Burma

Mandalay to Limit Private Thingyan Pavilions

By Myat Pyae Phyo 26 January 2017

MANDALAY —Taking its cue from Rangoon, Burma’s last royal city Mandalay will impose a partial ban on for-profit pavilions during Thingyan celebrations in April and encourage the public to celebrate the water festival in a simple, traditional way.

The decision is a sweep of the new broom from the new Mandalay City Development Committee (MCDC), which was sworn in this month.

MCDC aims to resurrect the traditional way of celebrating Thingyan and will seek the approval of the divisional government for the ban, said MCDC member U Kyaw Yin Myint.

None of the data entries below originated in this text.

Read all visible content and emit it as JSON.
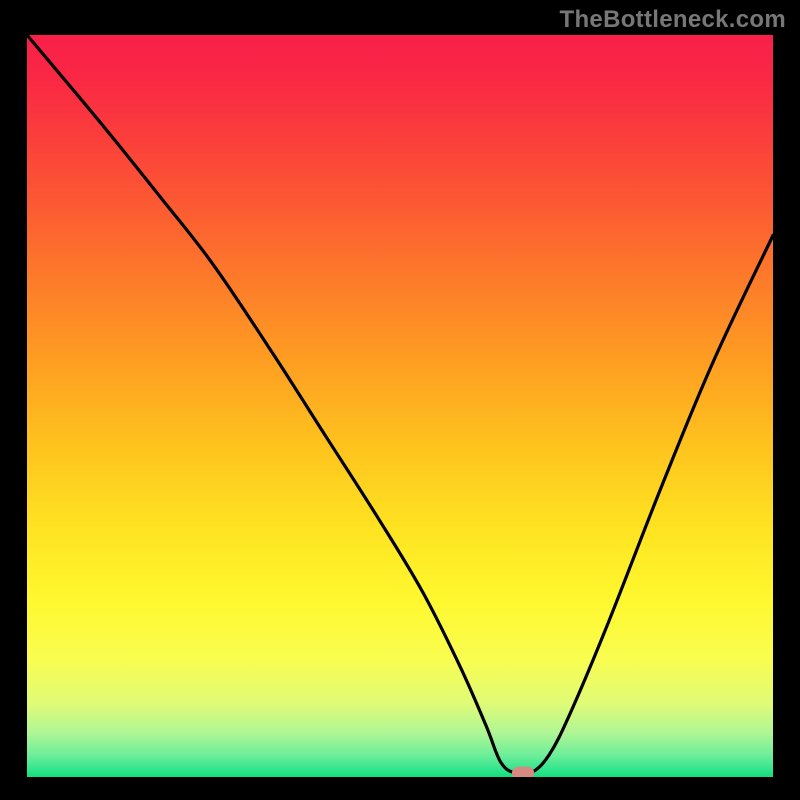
{
  "watermark": "TheBottleneck.com",
  "chart_data": {
    "type": "line",
    "title": "",
    "xlabel": "",
    "ylabel": "",
    "xlim": [
      0,
      100
    ],
    "ylim": [
      0,
      100
    ],
    "background_gradient": {
      "stops": [
        {
          "offset": 0.0,
          "color": "#f91f49"
        },
        {
          "offset": 0.06,
          "color": "#fa2844"
        },
        {
          "offset": 0.14,
          "color": "#fb3f3b"
        },
        {
          "offset": 0.23,
          "color": "#fc5a32"
        },
        {
          "offset": 0.33,
          "color": "#fd7b2a"
        },
        {
          "offset": 0.44,
          "color": "#fe9e22"
        },
        {
          "offset": 0.55,
          "color": "#fec21e"
        },
        {
          "offset": 0.66,
          "color": "#fee221"
        },
        {
          "offset": 0.76,
          "color": "#fff82e"
        },
        {
          "offset": 0.84,
          "color": "#f9fd4f"
        },
        {
          "offset": 0.9,
          "color": "#e0fb76"
        },
        {
          "offset": 0.94,
          "color": "#b0f694"
        },
        {
          "offset": 0.97,
          "color": "#6fee9a"
        },
        {
          "offset": 0.99,
          "color": "#32e58d"
        },
        {
          "offset": 1.0,
          "color": "#14de7a"
        }
      ]
    },
    "curve": {
      "x": [
        0,
        10,
        18,
        25,
        33,
        40,
        47,
        53,
        58,
        61.5,
        63.5,
        65.5,
        67.5,
        70,
        73,
        78,
        85,
        92,
        100
      ],
      "y": [
        100,
        88,
        78,
        69,
        57,
        46,
        35,
        25,
        15,
        7,
        2,
        0.5,
        0.5,
        3,
        9,
        21,
        39,
        56,
        73
      ]
    },
    "marker": {
      "x": 66.5,
      "y": 0.5,
      "color": "#d8897f",
      "width": 3.0,
      "height": 1.8
    }
  }
}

“We don’t mean people have to wear traditional clothes and sprinkle water with a sprig of eugenia,” said U Kyaw Yin Myint, referring to Burma’s traditional way of throwing water at others during Thingyan dating back to the monarchial period.

Thingyan is Burma’s New Year festival celebrated for around five days in April by throwing water at one another.
“What we mean is we will make sure we hold a public Thingyan in which all people can participate—the festival has long been abused by some who profit from it,” he added, bemoaning excessive commercialization of the festival over the past decade.

MCDC will ban pavilions that block views of the city walls and moat and reduce spending on the Mandalay Mayor’s Pavilion by 90 percent.

“We’ll no longer allow big pavilions by the moat that spend a lot of both money and water. We’ll only allow [smaller] pavilions that reflect local culture. The Mayor’s Pavilion will not spend nine-digit figures on entertainment and singers like before,” he said.

According to the MCDC, the expenditure of the Mandalay Mayor’s Pavilion in 2016 totaled some 350 million kyats ($US250,000) and of some 44 pavilions permitted, 33 were built by the moat.

“Those who profit from Thingyan won’t like this plan,” said Hsu Ngat, a well-known local author in Mandalay, referring to pavilion organizers who sell tickets to revelers for between 100,000 and 200,000 kyats for the entire festival.

“But this is not rejecting the rights of the youth. Thingyan should be the festival that all can participate in equally,” Hsu Ngat told The Irrawaddy.

Ko Zin Maung, a 25-year-old Mandalay resident, who usually goes out with friends during Thingyan said, “I think young people would accept the traditional Thingyan if it was celebrated in a modernized way and enabled them to enjoy the atmosphere of old days.”

“Anyway, most young people enjoy every festival,” he added.

MCDC will permit small pavilions in the town and encourage enthusiasts from the city wards to perform at the Mayor’s Pavilion.

The Rangoon government imposed a ban on for-profit pavilions during Thingyan last year with the same intention.